I’ve been stuck on a likely very basic problem for a few weeks. My goal is to track a specific pink ball in a swimming pool, then control a series of 8 garden hose ‘jets’ based on some game rules (hot potato, etc).
I’ve been trying to train a model w/pytorch as per dusty-nv (GitHub - dusty-nv/jetson-inference: Hello AI World guide to deploying deep-learning inference networks and deep vision primitives with TensorRT and NVIDIA Jetson.)
Despite the consistency of the training images & actual stream, I can never seem to get beyond 25% confidence. In addition, I frequently see 2-5 balls detected in the immediate area of the one ball. So - clearly I’m doing something wrong.
The quality of the images are not ideal. I’m using 1280x720 images (could use 1920, but found lower=better?), but a ball is maybe 40x40 pixels…

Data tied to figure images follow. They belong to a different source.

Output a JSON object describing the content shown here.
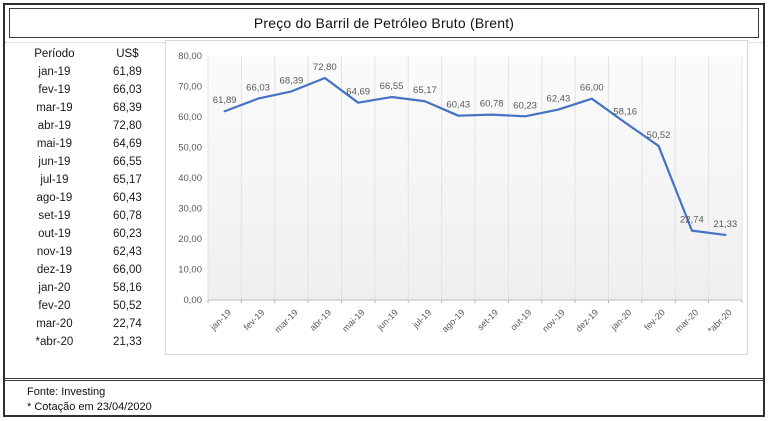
{
  "page": {
    "title": "Preço do Barril de Petróleo Bruto (Brent)"
  },
  "table": {
    "headers": [
      "Período",
      "US$"
    ],
    "rows": [
      [
        "jan-19",
        "61,89"
      ],
      [
        "fev-19",
        "66,03"
      ],
      [
        "mar-19",
        "68,39"
      ],
      [
        "abr-19",
        "72,80"
      ],
      [
        "mai-19",
        "64,69"
      ],
      [
        "jun-19",
        "66,55"
      ],
      [
        "jul-19",
        "65,17"
      ],
      [
        "ago-19",
        "60,43"
      ],
      [
        "set-19",
        "60,78"
      ],
      [
        "out-19",
        "60,23"
      ],
      [
        "nov-19",
        "62,43"
      ],
      [
        "dez-19",
        "66,00"
      ],
      [
        "jan-20",
        "58,16"
      ],
      [
        "fev-20",
        "50,52"
      ],
      [
        "mar-20",
        "22,74"
      ],
      [
        "*abr-20",
        "21,33"
      ]
    ]
  },
  "chart_data": {
    "type": "line",
    "title": "Preço do Barril de Petróleo Bruto (Brent)",
    "categories": [
      "jan-19",
      "fev-19",
      "mar-19",
      "abr-19",
      "mai-19",
      "jun-19",
      "jul-19",
      "ago-19",
      "set-19",
      "out-19",
      "nov-19",
      "dez-19",
      "jan-20",
      "fev-20",
      "mar-20",
      "*abr-20"
    ],
    "values": [
      61.89,
      66.03,
      68.39,
      72.8,
      64.69,
      66.55,
      65.17,
      60.43,
      60.78,
      60.23,
      62.43,
      66.0,
      58.16,
      50.52,
      22.74,
      21.33
    ],
    "xlabel": "",
    "ylabel": "",
    "ylim": [
      0,
      80
    ],
    "ytick_step": 10,
    "yticklabels": [
      "0,00",
      "10,00",
      "20,00",
      "30,00",
      "40,00",
      "50,00",
      "60,00",
      "70,00",
      "80,00"
    ],
    "decimal_separator": ",",
    "grid": "vertical",
    "legend": "none",
    "data_labels": "above",
    "line_color": "#4472C4",
    "label_color": "#595959",
    "axis_text_color": "#595959",
    "axis_line_color": "#bfbfbf",
    "plot_bg_top": "#fbfbfb",
    "plot_bg_bottom": "#efefef",
    "gridline_color": "#e3e3e3"
  },
  "footer": {
    "source": "Fonte: Investing",
    "note": "* Cotação em 23/04/2020"
  }
}
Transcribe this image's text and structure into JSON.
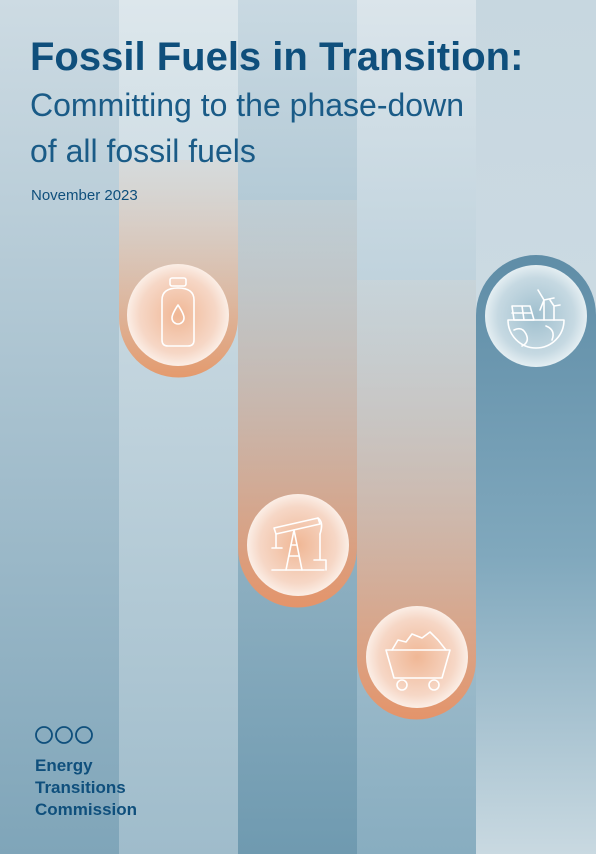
{
  "header": {
    "title": "Fossil Fuels in Transition:",
    "subtitle": [
      "Committing to the phase-down",
      "of all fossil fuels"
    ],
    "date": "November 2023"
  },
  "logo": {
    "lines": [
      "Energy",
      "Transitions",
      "Commission"
    ]
  }
}
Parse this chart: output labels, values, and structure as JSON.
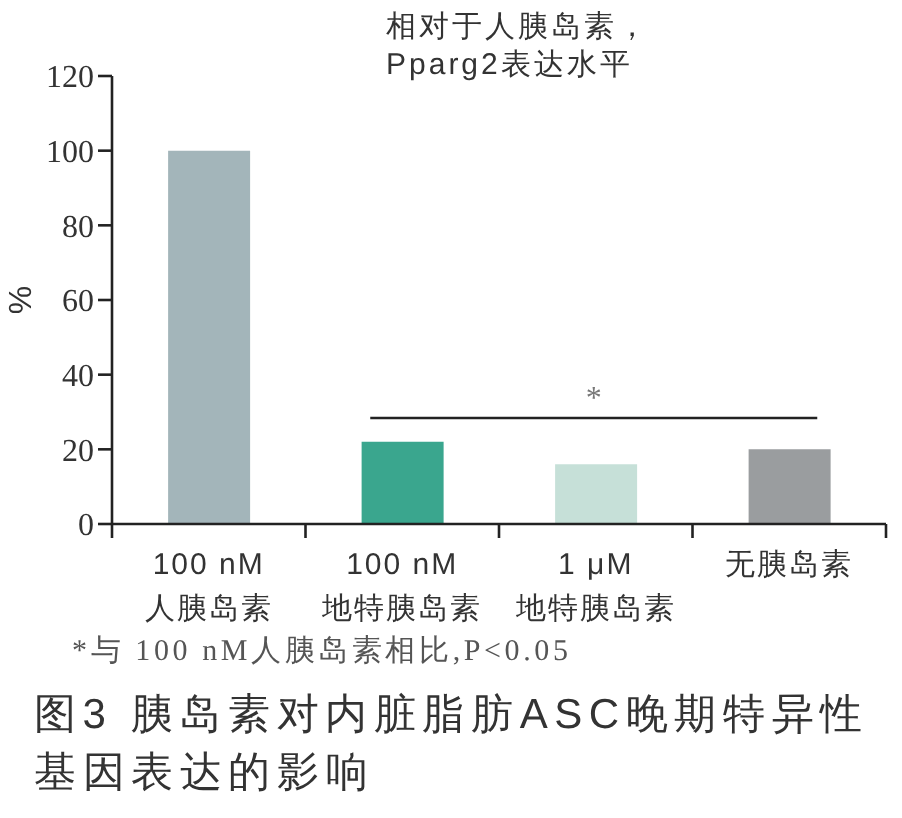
{
  "chart_data": {
    "type": "bar",
    "title": "相对于人胰岛素，Pparg2表达水平",
    "ylabel": "%",
    "categories": [
      "100 nM\n人胰岛素",
      "100 nM\n地特胰岛素",
      "1 μM\n地特胰岛素",
      "无胰岛素"
    ],
    "values": [
      100,
      22,
      16,
      20
    ],
    "colors": [
      "#a3b5ba",
      "#3aa68e",
      "#c6e0d8",
      "#9a9d9f"
    ],
    "ylim": [
      0,
      120
    ],
    "yticks": [
      0,
      20,
      40,
      60,
      80,
      100,
      120
    ],
    "grid": false,
    "legend": false,
    "annotations": [
      "*",
      "*与 100 nM人胰岛素相比,P<0.05",
      "图3 胰岛素对内脏脂肪ASC晚期特异性基因表达的影响"
    ]
  }
}
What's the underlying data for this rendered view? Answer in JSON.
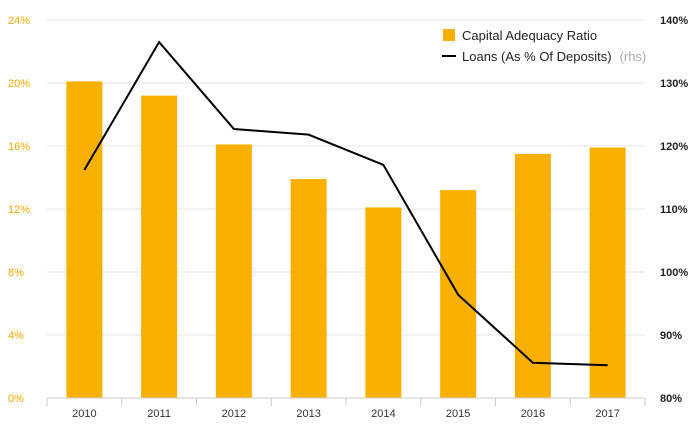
{
  "chart_data": {
    "type": "bar",
    "categories": [
      "2010",
      "2011",
      "2012",
      "2013",
      "2014",
      "2015",
      "2016",
      "2017"
    ],
    "series": [
      {
        "name": "Capital Adequacy Ratio",
        "type": "bar",
        "axis": "left",
        "values": [
          20.1,
          19.2,
          16.1,
          13.9,
          12.1,
          13.2,
          15.5,
          15.9
        ]
      },
      {
        "name": "Loans (As % Of Deposits)",
        "suffix": "(rhs)",
        "type": "line",
        "axis": "right",
        "values": [
          116.2,
          136.5,
          122.7,
          121.8,
          117.0,
          96.4,
          85.6,
          85.2
        ]
      }
    ],
    "y_left": {
      "ticks": [
        "0%",
        "4%",
        "8%",
        "12%",
        "16%",
        "20%",
        "24%"
      ],
      "ylim": [
        0,
        24
      ]
    },
    "y_right": {
      "ticks": [
        "80%",
        "90%",
        "100%",
        "110%",
        "120%",
        "130%",
        "140%"
      ],
      "ylim": [
        80,
        140
      ]
    },
    "legend_position": "top-right",
    "grid": true,
    "colors": {
      "bar": "#f9b000",
      "line": "#000000",
      "left_ticks": "#f5a800"
    }
  }
}
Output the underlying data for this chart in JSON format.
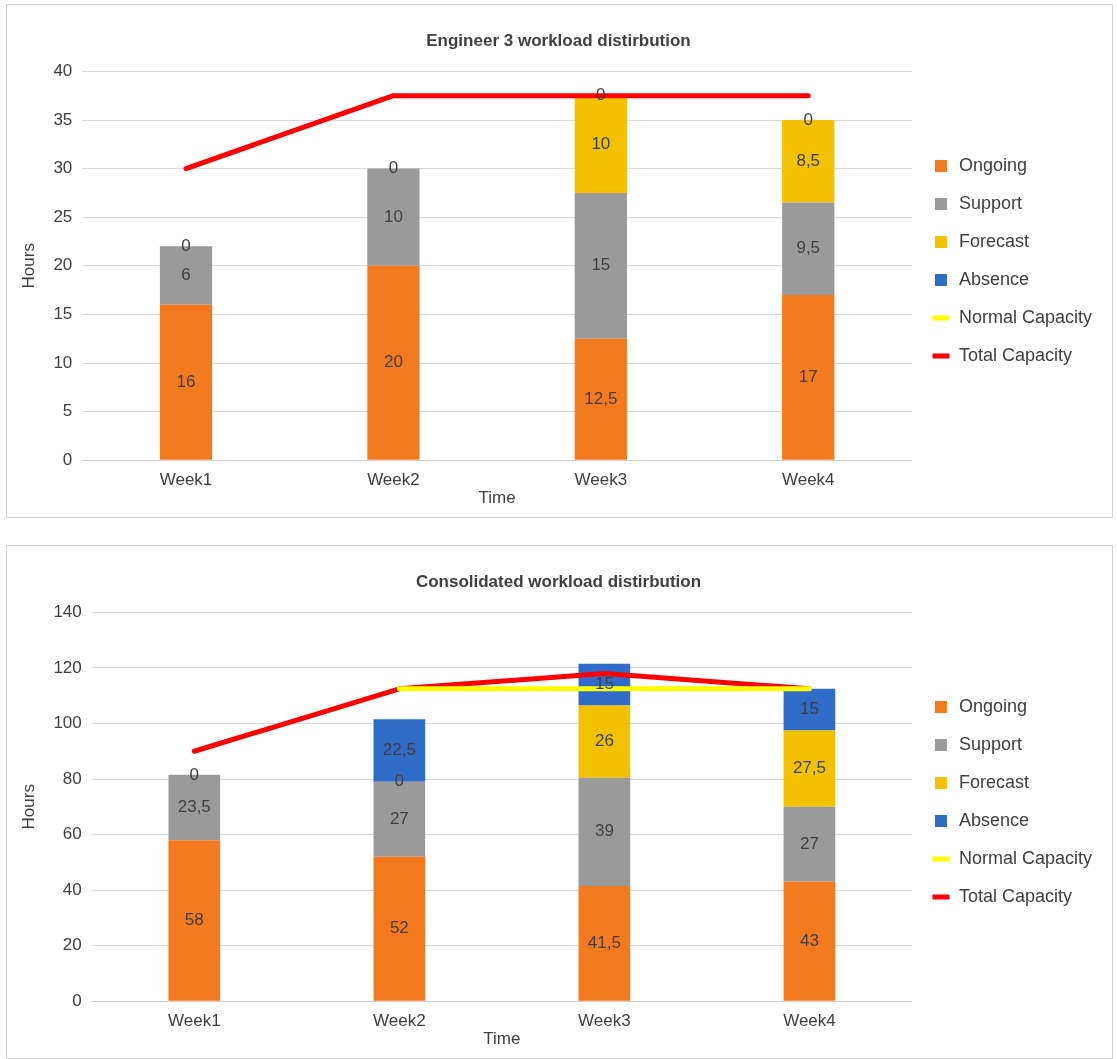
{
  "chart_data": [
    {
      "type": "bar",
      "title": "Engineer 3 workload distirbution",
      "xlabel": "Time",
      "ylabel": "Hours",
      "categories": [
        "Week1",
        "Week2",
        "Week3",
        "Week4"
      ],
      "stacked": true,
      "ylim": [
        0,
        40
      ],
      "yticks": [
        0,
        5,
        10,
        15,
        20,
        25,
        30,
        35,
        40
      ],
      "grid": "y",
      "legend": "right",
      "series": [
        {
          "name": "Ongoing",
          "color": "#f47a20",
          "values": [
            16,
            20,
            12.5,
            17
          ],
          "value_labels": [
            "16",
            "20",
            "12,5",
            "17"
          ]
        },
        {
          "name": "Support",
          "color": "#9a9a9a",
          "values": [
            6,
            10,
            15,
            9.5
          ],
          "value_labels": [
            "6",
            "10",
            "15",
            "9,5"
          ]
        },
        {
          "name": "Forecast",
          "color": "#f2c200",
          "values": [
            0,
            0,
            10,
            8.5
          ],
          "value_labels": [
            "0",
            "0",
            "10",
            "8,5"
          ]
        },
        {
          "name": "Absence",
          "color": "#2f6cc8",
          "values": [
            0,
            0,
            0,
            0
          ],
          "value_labels": [
            null,
            null,
            "0",
            "0"
          ]
        },
        {
          "name": "Normal Capacity",
          "type": "line",
          "color": "#ffff00",
          "values": [
            null,
            null,
            null,
            null
          ]
        },
        {
          "name": "Total Capacity",
          "type": "line",
          "color": "#ff0000",
          "values": [
            30,
            37.5,
            37.5,
            37.5
          ]
        }
      ]
    },
    {
      "type": "bar",
      "title": "Consolidated workload distirbution",
      "xlabel": "Time",
      "ylabel": "Hours",
      "categories": [
        "Week1",
        "Week2",
        "Week3",
        "Week4"
      ],
      "stacked": true,
      "ylim": [
        0,
        140
      ],
      "yticks": [
        0,
        20,
        40,
        60,
        80,
        100,
        120,
        140
      ],
      "grid": "y",
      "legend": "right",
      "series": [
        {
          "name": "Ongoing",
          "color": "#f47a20",
          "values": [
            58,
            52,
            41.5,
            43
          ],
          "value_labels": [
            "58",
            "52",
            "41,5",
            "43"
          ]
        },
        {
          "name": "Support",
          "color": "#9a9a9a",
          "values": [
            23.5,
            27,
            39,
            27
          ],
          "value_labels": [
            "23,5",
            "27",
            "39",
            "27"
          ]
        },
        {
          "name": "Forecast",
          "color": "#f2c200",
          "values": [
            0,
            0,
            26,
            27.5
          ],
          "value_labels": [
            "0",
            "0",
            "26",
            "27,5"
          ]
        },
        {
          "name": "Absence",
          "color": "#2f6cc8",
          "values": [
            0,
            22.5,
            15,
            15
          ],
          "value_labels": [
            null,
            "22,5",
            "15",
            "15"
          ]
        },
        {
          "name": "Normal Capacity",
          "type": "line",
          "color": "#ffff00",
          "values": [
            null,
            112.5,
            112.5,
            112.5
          ]
        },
        {
          "name": "Total Capacity",
          "type": "line",
          "color": "#ff0000",
          "values": [
            90,
            112.5,
            118,
            112.5
          ]
        }
      ]
    }
  ]
}
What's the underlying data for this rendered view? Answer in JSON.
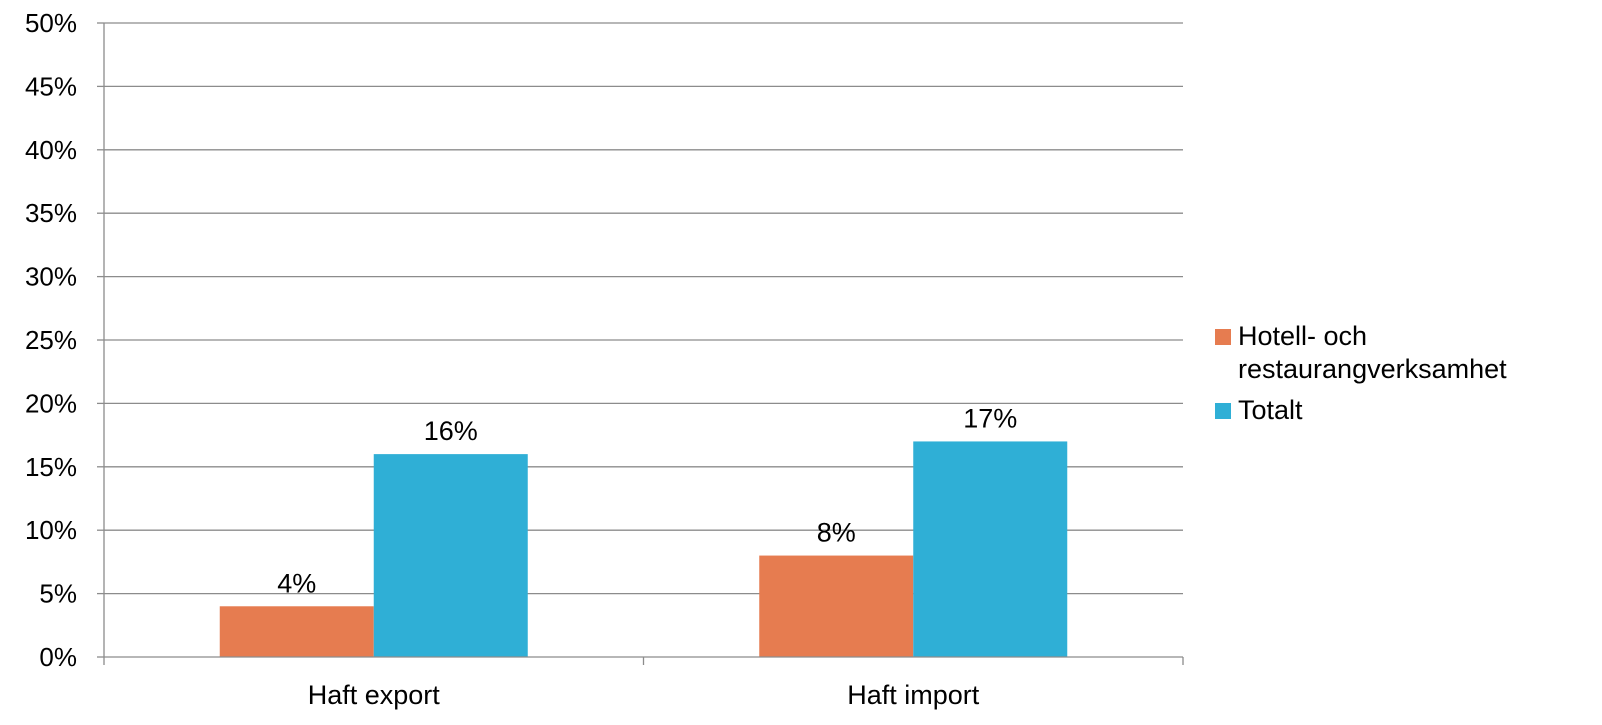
{
  "chart_data": {
    "type": "bar",
    "categories": [
      "Haft export",
      "Haft import"
    ],
    "series": [
      {
        "name": "Hotell- och restaurangverksamhet",
        "values": [
          4,
          8
        ],
        "data_labels": [
          "4%",
          "8%"
        ],
        "color": "#E67C50"
      },
      {
        "name": "Totalt",
        "values": [
          16,
          17
        ],
        "data_labels": [
          "16%",
          "17%"
        ],
        "color": "#2FAFD6"
      }
    ],
    "ylim": [
      0,
      50
    ],
    "y_ticks": [
      "0%",
      "5%",
      "10%",
      "15%",
      "20%",
      "25%",
      "30%",
      "35%",
      "40%",
      "45%",
      "50%"
    ],
    "grid": true,
    "legend_position": "right"
  }
}
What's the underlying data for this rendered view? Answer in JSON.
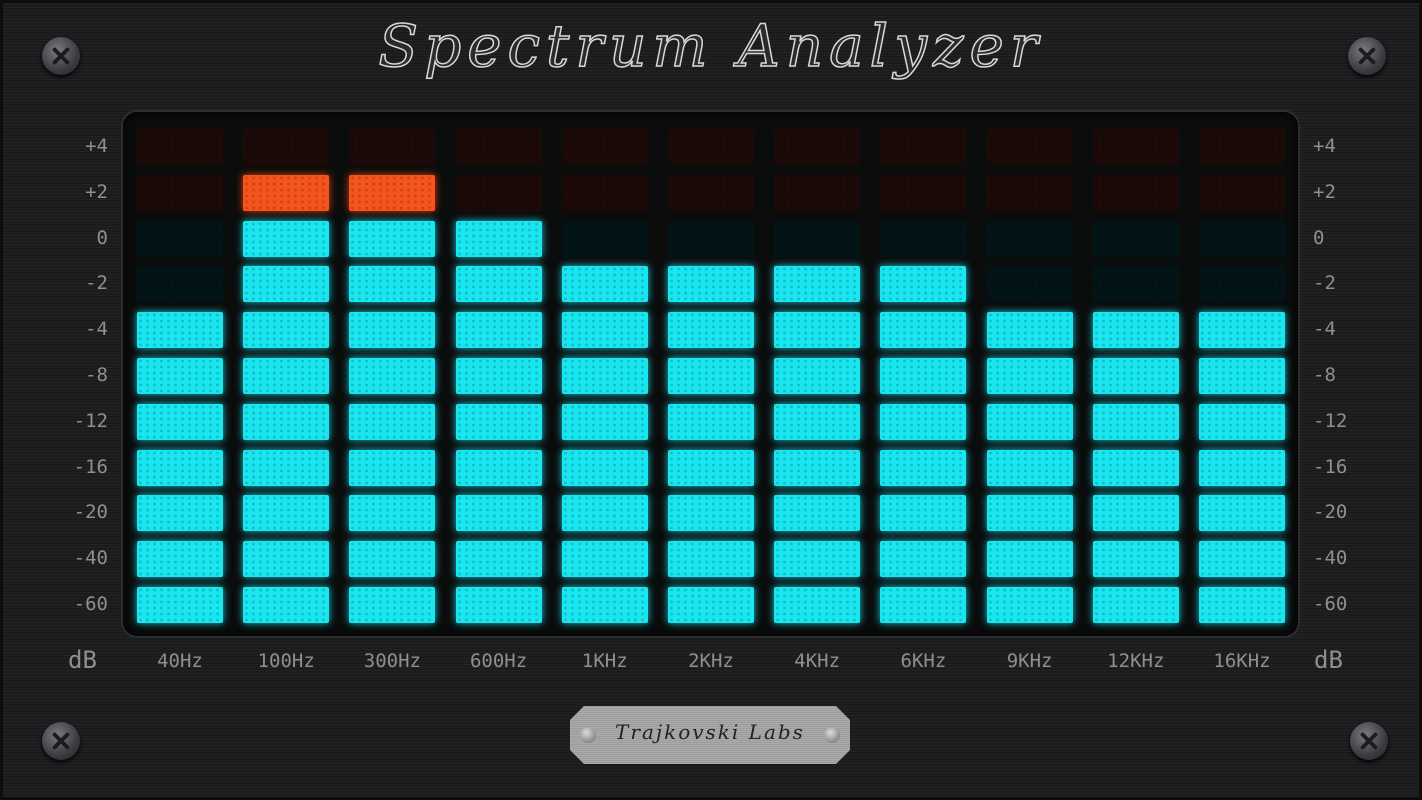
{
  "title": "Spectrum Analyzer",
  "brand": "Trajkovski Labs",
  "unit_label": "dB",
  "scale": [
    "+4",
    "+2",
    "0",
    "-2",
    "-4",
    "-8",
    "-12",
    "-16",
    "-20",
    "-40",
    "-60"
  ],
  "red_zone_rows": 2,
  "bands": [
    {
      "label": "40Hz",
      "lit_segments": 7
    },
    {
      "label": "100Hz",
      "lit_segments": 10
    },
    {
      "label": "300Hz",
      "lit_segments": 10
    },
    {
      "label": "600Hz",
      "lit_segments": 9
    },
    {
      "label": "1KHz",
      "lit_segments": 8
    },
    {
      "label": "2KHz",
      "lit_segments": 8
    },
    {
      "label": "4KHz",
      "lit_segments": 8
    },
    {
      "label": "6KHz",
      "lit_segments": 8
    },
    {
      "label": "9KHz",
      "lit_segments": 7
    },
    {
      "label": "12KHz",
      "lit_segments": 7
    },
    {
      "label": "16KHz",
      "lit_segments": 7
    }
  ],
  "colors": {
    "segment_on": "#1ae6f0",
    "segment_peak": "#f5551c",
    "background": "#1c1d1f"
  }
}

I’ve manually tagged almost 1000 images of balls using cvat.org, and trained to as high as 500 epochs without substantially different outcomes.
A) Correct model to start from (ssd-mobilenet?)
B) Resolution of training images relative to end input stream
C) ‘Tightness’ or precision of bounding box in training images
D) Color - I intentionally selected a relatively distinctly colored ball - I believe this is used by the models, but don’t know for sure?
E) Partially obstructed objects in training set - helpful, or harmful?
F) Presence of reflections in training set (calm water problem) - helpful, or harmful? Bound in bbox, or exclude?
Thanks in advance for any guidance!!